Germline mutations in the BRCA1 and BRCA2 genes are notoriously linked to increased risk of ovarian and breast carcinoma. There is ongoing debate, however, as to whether or not inherited BRCA mutations also increase the risk of endometrial carcinoma. Initial work has suggested that BRCA mutations carriers are at no increased risk for endometrial carcinoma, while several subsequent studies have shown that risk is increased, but appears to be commensurate with and attributable to tamoxifen exposure [66,67,68]. However, recent data suggest that although the overall risk for uterine cancer after risk reducing salpingo-oophorectomy is not increased, the risk for serous or serous-like endometrial carcinoma is increased in women with germline BRCA1 mutations [69]. When evaluating individual patients, it is important to keep in mind that increased somatic tumor testing is likely to identify a growing number of somatic BRCA mutations within endometrial carcinomas, and such results should not be interpreted as indicative of an inherited BRCA mutation in the absence of confirmatory germline testing.
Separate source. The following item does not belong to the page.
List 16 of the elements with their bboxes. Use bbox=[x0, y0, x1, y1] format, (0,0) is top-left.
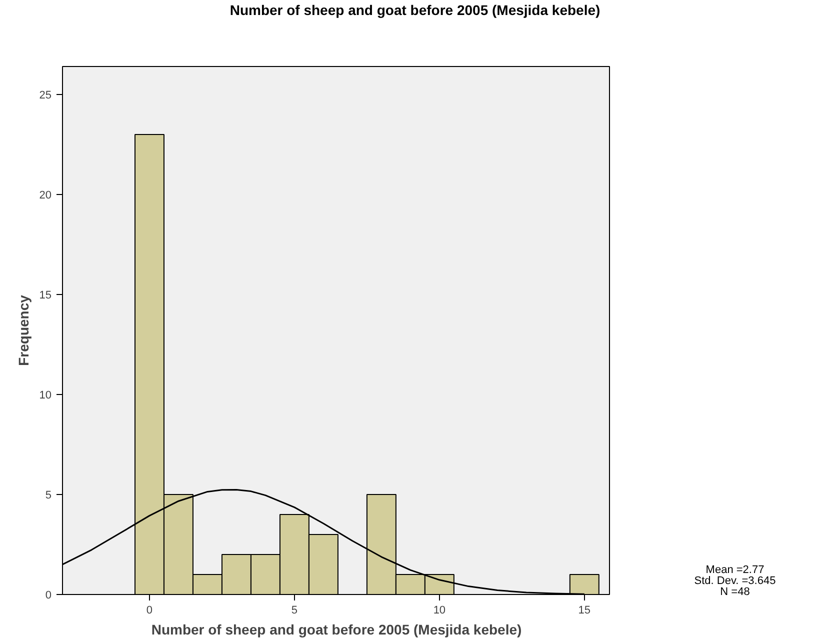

Polymerase Proofreading-(POLD1) Associated Syndrome

Women with germline mutations in POLD1 exonuclease are at risk for endometrial carcinoma (57.1% of female carriers), in addition to attenuated colorectal polyposis (>60% POLD1 mutation carriers have ≥2 adenomas; on average, 16 adenomas), colorectal carcinoma (60–64% of carriers), and brain tumors (5.8%). Although the incidence is still under investigation, POLD1 exonuclease mutations appear to account for 1% of MMR-proficient familial and/or early-onset nonpolyposis colorectal carcinomas [70].

Li-Fraumeni Syndrome

Li-Fraumeni syndrome (LFS) is a cancer predisposition syndrome associated with the development of soft tissue sarcoma, osteosarcoma, pre-menopausal breast cancer, brain tumors, adrenocortical carcinoma, and leukemias [70]. A variety of other neoplasms may occur, including ovarian and endometrial cancer. Affected patients harbor a germline mutation in TP53. Intensive surveillance programs for the core cancers associated with the syndrome are instituted at an early age; affected patients should avoid exposure to radiation therapy, whenever possible, to reduce the risk of secondary radiation-induced malignancies [1, 7].